Vous pourrez objecter qu’il ne s’agit donc que d’une passion de nostalgique, voire d’une psychose de gamin mélancolique. Mais nous ne sommes pas seuls à rester émerveillés devant le CR1209A de Crosley. Alors qu’elle était exposée au CES de Las Vegas, la créature dévoreuse de disques a rassemblé des foules de curieux selon Mashable.

Pour ceux à qui la bête fait de l’oeil, sachez qu’il faudra patienter puisque les 16 premiers modèles réalisés par la firme sont déjà tous réservés par des collectionneurs certainement fortunés, puisque, le Jukebox coûte pas moins de 11 995 $. Mais au-delà de la simple réédition d’un objet légendaire, la marque a quand même ajouté à son gros lecteur de vinyles quelques fonctionnalités qui rappellent que nous sommes au 21e siècle : télécommande, bluetooth et mode aléatoire.
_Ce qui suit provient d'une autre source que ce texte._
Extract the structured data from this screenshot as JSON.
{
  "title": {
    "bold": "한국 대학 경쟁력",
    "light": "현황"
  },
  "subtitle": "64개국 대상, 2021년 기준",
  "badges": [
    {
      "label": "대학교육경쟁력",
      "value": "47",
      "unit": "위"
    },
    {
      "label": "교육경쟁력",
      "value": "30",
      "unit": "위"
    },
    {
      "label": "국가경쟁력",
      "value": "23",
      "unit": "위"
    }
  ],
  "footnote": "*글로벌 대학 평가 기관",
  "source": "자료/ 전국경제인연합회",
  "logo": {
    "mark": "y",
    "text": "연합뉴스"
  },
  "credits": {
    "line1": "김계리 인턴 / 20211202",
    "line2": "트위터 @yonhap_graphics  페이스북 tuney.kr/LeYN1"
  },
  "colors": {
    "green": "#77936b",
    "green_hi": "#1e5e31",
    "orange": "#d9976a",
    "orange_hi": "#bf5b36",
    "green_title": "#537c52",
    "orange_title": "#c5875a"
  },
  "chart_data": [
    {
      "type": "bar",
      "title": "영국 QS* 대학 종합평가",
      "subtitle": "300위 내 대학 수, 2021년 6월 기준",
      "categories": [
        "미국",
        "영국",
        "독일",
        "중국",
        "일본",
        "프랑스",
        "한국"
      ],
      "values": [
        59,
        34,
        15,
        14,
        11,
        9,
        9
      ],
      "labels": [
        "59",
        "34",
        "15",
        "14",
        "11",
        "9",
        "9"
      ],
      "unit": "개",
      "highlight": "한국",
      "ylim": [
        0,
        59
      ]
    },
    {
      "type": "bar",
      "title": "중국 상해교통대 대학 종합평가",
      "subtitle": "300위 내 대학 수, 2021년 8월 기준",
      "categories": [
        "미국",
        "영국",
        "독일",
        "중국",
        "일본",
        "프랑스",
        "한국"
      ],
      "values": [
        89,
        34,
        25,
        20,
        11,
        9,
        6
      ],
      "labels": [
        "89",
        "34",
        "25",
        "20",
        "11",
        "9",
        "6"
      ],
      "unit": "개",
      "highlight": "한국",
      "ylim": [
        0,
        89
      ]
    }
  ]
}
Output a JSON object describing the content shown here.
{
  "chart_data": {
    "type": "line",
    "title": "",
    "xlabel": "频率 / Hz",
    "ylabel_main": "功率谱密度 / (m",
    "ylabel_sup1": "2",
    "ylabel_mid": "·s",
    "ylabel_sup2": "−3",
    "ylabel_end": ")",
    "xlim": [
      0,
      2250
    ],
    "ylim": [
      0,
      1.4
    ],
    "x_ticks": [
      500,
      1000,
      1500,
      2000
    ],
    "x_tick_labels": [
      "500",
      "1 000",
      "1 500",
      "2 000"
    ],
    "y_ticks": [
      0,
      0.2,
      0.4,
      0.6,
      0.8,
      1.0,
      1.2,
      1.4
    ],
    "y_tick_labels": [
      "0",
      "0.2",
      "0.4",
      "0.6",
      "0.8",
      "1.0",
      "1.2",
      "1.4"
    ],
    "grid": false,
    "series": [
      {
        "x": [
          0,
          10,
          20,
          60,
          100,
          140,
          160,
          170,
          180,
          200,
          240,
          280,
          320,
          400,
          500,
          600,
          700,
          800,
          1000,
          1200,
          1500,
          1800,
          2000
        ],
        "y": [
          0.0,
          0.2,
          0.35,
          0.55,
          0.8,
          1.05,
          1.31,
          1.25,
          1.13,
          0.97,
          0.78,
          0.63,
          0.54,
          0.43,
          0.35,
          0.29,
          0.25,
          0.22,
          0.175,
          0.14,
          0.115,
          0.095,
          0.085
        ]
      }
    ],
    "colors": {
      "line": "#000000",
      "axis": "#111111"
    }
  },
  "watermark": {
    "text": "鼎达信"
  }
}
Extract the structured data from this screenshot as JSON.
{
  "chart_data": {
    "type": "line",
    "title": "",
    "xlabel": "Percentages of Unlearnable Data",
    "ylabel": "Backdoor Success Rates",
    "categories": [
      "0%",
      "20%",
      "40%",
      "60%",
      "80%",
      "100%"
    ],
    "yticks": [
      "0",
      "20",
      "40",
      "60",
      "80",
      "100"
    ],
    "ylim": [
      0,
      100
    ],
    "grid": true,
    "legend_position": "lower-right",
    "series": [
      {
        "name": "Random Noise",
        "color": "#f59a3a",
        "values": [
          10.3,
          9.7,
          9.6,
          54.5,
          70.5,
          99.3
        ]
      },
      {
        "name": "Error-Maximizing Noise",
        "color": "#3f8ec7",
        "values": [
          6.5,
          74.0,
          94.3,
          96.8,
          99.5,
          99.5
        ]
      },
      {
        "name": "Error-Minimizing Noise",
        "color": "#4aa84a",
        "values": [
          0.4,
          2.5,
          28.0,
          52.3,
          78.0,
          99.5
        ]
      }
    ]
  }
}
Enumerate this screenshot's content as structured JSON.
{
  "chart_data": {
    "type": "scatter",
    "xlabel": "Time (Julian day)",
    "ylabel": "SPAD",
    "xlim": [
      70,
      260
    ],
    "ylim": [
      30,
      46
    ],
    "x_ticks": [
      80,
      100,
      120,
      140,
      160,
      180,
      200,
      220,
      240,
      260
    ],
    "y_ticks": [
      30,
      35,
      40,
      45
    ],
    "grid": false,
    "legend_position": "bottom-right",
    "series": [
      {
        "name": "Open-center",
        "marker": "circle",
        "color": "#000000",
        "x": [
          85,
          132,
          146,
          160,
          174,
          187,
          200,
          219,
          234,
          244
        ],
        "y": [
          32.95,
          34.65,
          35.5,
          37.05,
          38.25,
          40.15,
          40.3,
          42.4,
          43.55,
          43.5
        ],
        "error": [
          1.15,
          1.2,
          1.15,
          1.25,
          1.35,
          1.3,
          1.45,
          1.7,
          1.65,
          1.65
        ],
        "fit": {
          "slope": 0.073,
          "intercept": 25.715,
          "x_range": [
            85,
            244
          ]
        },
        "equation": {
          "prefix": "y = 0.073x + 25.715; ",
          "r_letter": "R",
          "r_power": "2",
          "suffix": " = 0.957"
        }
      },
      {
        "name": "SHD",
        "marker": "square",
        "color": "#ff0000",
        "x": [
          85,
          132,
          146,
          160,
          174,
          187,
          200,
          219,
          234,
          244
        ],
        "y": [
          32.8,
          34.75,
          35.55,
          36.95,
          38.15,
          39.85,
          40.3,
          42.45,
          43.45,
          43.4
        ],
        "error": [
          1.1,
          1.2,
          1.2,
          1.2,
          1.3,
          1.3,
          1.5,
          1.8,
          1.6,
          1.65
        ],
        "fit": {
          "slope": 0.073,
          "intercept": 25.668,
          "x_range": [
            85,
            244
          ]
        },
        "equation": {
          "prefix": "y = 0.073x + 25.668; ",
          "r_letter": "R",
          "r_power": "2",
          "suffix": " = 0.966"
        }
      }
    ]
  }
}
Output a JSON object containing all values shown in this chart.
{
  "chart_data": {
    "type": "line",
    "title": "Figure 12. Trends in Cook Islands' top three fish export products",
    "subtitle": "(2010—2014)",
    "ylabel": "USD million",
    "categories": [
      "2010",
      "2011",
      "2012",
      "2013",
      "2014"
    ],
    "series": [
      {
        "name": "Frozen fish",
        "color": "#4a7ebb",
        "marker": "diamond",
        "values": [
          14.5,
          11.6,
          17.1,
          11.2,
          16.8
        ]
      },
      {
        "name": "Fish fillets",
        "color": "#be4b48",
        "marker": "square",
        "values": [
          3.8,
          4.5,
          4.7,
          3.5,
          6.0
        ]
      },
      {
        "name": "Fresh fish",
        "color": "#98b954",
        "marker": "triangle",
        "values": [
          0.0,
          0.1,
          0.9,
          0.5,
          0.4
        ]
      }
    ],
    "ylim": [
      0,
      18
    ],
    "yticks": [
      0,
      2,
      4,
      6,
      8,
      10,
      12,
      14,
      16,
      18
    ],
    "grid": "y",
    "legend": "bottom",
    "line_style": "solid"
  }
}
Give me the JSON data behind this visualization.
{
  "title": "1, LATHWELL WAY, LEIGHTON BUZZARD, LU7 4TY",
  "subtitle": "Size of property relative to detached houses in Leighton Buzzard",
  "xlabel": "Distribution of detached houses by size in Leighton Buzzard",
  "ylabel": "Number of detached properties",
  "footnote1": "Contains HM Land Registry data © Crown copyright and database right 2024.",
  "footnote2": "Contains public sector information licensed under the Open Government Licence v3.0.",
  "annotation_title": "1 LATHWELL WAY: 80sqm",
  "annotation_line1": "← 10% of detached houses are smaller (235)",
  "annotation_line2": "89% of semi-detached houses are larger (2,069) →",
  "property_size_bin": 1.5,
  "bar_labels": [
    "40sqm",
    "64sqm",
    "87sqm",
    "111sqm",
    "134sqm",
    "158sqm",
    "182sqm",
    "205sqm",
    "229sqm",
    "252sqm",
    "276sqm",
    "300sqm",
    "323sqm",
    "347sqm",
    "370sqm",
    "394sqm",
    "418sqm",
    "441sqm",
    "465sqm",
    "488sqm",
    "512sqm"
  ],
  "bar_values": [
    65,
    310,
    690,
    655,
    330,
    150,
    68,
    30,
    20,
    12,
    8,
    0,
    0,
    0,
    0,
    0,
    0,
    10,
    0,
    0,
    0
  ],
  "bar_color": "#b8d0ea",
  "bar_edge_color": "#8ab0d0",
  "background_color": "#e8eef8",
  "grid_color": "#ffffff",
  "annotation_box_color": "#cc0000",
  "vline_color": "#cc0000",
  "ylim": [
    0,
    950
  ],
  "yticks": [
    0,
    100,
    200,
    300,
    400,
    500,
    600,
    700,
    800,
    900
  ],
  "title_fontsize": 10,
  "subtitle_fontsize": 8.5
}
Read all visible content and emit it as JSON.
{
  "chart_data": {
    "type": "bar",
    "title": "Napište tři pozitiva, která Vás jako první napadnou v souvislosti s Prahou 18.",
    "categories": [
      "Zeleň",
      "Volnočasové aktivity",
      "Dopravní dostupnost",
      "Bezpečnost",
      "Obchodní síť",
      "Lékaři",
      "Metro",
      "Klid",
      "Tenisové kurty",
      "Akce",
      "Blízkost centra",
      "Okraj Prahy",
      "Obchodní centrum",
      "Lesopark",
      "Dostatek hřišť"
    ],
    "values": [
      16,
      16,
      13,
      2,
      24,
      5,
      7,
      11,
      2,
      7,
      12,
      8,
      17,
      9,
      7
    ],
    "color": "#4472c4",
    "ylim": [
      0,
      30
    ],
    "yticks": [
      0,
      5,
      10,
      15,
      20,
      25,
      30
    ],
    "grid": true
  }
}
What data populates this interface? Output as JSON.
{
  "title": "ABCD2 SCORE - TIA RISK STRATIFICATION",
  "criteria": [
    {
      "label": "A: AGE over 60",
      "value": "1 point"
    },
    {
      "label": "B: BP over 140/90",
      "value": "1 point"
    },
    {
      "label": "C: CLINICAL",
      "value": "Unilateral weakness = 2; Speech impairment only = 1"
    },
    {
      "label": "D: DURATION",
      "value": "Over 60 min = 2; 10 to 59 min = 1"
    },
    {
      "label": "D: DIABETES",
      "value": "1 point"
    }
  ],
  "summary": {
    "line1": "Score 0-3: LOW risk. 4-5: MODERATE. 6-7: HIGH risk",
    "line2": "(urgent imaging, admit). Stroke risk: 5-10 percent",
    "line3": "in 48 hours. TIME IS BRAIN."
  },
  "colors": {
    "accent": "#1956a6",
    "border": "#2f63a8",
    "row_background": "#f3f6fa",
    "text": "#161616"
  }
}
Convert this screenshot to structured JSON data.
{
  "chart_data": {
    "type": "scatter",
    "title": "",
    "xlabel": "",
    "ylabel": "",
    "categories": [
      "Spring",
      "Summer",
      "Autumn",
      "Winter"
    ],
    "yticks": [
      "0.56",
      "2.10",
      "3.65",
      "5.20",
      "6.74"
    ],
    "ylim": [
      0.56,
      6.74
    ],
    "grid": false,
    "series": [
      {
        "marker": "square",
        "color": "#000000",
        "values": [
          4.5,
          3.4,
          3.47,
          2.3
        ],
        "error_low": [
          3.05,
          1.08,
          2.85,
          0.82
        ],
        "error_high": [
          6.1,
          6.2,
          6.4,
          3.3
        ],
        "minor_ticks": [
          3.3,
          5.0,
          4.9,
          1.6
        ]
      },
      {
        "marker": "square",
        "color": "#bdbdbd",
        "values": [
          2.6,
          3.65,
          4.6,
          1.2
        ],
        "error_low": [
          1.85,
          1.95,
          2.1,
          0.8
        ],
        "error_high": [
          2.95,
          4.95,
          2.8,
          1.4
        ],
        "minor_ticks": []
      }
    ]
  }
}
Pour ce qui est des capacités de la machine, elle peut avaler jusqu’à 70 petit 45 tours qui se sélectionnent bien sûr sur le traditionnel et étincelant tableau de bord qui vient orné la face avant du monstre. Selon le constructeur, une édition pour 33 tours, bien plus utilisés aujourd’hui, est également prévue.